Oct 23, 2013
Author: Kip Keen
A major trade agreement between Canada and Europe could provide significant protection from expropriation, among other things, to Canadian companies investing in Europe and vice versa.
Probably the most significant development in the Comprehensive Economic and Trade Agreement (CETA) for miners on both sides of the Atlantic is the inclusion of an investor-state provision that, in practice, ensures foreign companies a process to recoup damages in cases of expropriation or instances where political process is grossly discriminatory against a foreign company.
“From what we know this is a remarkable agreement,” said Riyaz Dattu, a lawyer with the firm Osler, Hoskin & Harcourt who specializes in international trade law.
“It's going to be like what we already have with the United States and Mexico under NAFTA (North American Free Trade Agreement), but it is broader in the sense that it covers all the European Union countries. And the fact that there is an investor-state mechanism in this agreement is one step further towards having a [more global] multi-lateral agreement in investment.”

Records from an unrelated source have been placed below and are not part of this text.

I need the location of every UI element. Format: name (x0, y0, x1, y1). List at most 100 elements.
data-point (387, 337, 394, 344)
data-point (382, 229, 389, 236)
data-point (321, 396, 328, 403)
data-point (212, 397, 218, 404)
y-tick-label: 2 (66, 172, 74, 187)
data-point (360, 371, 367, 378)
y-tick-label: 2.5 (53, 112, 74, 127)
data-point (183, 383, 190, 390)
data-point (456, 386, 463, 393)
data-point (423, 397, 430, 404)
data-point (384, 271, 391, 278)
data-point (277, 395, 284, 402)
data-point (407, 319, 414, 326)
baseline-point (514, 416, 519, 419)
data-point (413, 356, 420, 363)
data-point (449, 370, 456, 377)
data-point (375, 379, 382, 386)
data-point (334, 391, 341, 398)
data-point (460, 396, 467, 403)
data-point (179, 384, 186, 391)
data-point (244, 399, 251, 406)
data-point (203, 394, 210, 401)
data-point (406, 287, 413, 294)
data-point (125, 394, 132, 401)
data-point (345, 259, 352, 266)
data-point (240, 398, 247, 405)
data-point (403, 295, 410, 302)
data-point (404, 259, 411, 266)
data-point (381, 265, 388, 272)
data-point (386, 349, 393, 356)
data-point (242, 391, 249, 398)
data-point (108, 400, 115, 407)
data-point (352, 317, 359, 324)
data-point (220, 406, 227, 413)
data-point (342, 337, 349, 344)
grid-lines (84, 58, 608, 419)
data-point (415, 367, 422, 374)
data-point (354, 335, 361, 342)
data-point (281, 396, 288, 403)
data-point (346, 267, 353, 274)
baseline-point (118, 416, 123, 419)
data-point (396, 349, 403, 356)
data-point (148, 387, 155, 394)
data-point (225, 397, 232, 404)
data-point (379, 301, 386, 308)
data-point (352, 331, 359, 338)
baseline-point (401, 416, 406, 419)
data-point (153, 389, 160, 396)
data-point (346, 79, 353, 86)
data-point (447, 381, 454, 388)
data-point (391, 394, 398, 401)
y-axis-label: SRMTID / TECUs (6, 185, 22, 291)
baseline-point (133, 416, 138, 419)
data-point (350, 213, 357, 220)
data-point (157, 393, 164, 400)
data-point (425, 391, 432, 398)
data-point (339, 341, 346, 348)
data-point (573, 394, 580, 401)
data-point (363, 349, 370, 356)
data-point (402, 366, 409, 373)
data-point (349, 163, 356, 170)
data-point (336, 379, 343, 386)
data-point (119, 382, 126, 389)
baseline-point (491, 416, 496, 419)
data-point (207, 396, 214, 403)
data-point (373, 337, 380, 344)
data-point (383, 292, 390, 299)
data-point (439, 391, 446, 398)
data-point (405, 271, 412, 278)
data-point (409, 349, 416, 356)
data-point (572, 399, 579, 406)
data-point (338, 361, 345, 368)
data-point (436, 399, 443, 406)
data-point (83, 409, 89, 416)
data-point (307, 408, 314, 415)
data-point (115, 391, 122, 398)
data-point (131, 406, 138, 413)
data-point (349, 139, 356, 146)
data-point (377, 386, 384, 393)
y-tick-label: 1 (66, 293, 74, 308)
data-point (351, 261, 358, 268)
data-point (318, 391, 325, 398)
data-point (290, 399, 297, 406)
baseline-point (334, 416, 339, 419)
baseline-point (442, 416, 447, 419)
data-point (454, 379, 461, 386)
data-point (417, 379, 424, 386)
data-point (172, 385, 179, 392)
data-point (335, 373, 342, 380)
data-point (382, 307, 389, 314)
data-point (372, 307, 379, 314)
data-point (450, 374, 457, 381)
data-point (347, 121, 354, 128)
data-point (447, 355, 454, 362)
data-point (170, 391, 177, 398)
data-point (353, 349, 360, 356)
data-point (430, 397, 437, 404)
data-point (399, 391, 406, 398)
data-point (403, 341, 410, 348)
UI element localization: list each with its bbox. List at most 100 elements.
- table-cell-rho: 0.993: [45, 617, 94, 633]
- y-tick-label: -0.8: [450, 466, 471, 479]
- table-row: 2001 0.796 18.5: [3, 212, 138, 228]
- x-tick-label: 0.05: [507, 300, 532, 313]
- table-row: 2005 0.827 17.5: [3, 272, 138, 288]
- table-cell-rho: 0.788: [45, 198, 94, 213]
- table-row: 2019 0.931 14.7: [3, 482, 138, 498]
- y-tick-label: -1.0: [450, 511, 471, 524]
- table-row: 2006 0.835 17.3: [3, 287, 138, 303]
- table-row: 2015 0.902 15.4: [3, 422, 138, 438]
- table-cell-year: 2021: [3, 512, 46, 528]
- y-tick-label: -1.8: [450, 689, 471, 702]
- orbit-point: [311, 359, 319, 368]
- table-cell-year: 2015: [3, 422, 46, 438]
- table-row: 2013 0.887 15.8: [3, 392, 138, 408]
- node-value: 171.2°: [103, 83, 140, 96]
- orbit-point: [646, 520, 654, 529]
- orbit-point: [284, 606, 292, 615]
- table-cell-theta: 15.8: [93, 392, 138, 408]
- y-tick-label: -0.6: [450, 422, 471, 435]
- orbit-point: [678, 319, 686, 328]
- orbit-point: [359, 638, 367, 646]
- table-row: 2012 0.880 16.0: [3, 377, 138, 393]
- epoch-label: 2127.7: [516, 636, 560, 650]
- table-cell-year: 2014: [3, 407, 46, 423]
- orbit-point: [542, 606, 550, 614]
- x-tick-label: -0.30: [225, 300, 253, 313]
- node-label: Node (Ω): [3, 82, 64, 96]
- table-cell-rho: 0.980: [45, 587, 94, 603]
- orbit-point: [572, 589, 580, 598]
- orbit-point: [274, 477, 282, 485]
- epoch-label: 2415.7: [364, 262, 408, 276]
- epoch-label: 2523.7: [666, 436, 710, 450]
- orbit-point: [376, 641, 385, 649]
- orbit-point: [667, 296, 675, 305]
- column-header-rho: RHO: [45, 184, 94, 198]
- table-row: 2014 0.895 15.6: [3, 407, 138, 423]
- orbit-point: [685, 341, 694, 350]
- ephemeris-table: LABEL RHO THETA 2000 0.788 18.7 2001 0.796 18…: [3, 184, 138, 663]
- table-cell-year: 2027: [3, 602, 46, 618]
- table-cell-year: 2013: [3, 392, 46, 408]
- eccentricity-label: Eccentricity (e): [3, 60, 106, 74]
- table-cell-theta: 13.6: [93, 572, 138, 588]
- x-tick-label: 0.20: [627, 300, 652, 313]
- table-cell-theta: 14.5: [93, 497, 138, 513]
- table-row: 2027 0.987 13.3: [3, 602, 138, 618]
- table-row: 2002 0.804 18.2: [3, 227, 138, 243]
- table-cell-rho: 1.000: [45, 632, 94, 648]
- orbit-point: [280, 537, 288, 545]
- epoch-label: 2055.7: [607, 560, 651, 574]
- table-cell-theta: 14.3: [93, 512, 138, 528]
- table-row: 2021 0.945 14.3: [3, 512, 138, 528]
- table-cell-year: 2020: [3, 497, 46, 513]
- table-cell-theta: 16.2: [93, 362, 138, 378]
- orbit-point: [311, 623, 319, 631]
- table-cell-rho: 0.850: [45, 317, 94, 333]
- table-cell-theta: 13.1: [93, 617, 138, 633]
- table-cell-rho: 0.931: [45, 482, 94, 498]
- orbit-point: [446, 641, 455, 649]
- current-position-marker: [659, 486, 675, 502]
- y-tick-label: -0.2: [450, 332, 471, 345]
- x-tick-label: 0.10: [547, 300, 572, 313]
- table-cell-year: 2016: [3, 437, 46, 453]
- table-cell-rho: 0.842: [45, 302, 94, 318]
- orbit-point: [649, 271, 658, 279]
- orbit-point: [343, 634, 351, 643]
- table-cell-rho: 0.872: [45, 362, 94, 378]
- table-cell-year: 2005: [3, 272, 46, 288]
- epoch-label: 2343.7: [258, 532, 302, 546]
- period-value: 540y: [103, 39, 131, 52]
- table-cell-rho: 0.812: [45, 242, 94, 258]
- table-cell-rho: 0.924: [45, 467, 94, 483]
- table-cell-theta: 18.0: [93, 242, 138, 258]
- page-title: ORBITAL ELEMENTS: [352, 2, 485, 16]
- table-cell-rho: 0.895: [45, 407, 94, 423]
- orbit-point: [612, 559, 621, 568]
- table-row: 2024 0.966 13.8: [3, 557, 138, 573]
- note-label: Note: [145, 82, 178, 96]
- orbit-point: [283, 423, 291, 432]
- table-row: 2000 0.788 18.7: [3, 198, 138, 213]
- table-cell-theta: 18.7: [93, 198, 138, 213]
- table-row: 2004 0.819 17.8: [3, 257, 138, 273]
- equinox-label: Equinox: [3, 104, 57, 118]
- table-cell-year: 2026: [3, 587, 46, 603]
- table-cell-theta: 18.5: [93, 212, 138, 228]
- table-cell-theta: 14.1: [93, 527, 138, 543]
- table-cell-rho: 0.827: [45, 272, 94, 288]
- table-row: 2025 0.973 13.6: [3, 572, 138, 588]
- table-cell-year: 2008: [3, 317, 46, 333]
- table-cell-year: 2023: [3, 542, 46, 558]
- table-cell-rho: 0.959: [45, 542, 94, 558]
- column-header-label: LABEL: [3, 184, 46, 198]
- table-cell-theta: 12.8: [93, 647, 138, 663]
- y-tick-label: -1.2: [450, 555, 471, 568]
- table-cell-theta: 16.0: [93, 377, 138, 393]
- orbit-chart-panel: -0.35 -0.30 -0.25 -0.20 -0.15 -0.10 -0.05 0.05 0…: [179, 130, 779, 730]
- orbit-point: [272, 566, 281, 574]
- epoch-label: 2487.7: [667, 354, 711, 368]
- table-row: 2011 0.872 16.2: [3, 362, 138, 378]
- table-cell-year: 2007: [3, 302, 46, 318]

In recent interviews with legal experts about the Canada-EU trade agreement NAFTA examples often came up to illustrate the significance a similar investor-state clause might have under CETA. The most frequently cited example, a Canadian one, was the recent expropriation of forestry assets from US-based Abitibi Bowater by the province of Newfoundland.
With CETA there are many unknowns, however. Chief among them, the finer details. The full text has not been released – just overviews by the Canada and the European Commission. This is general stuff officials want us to see.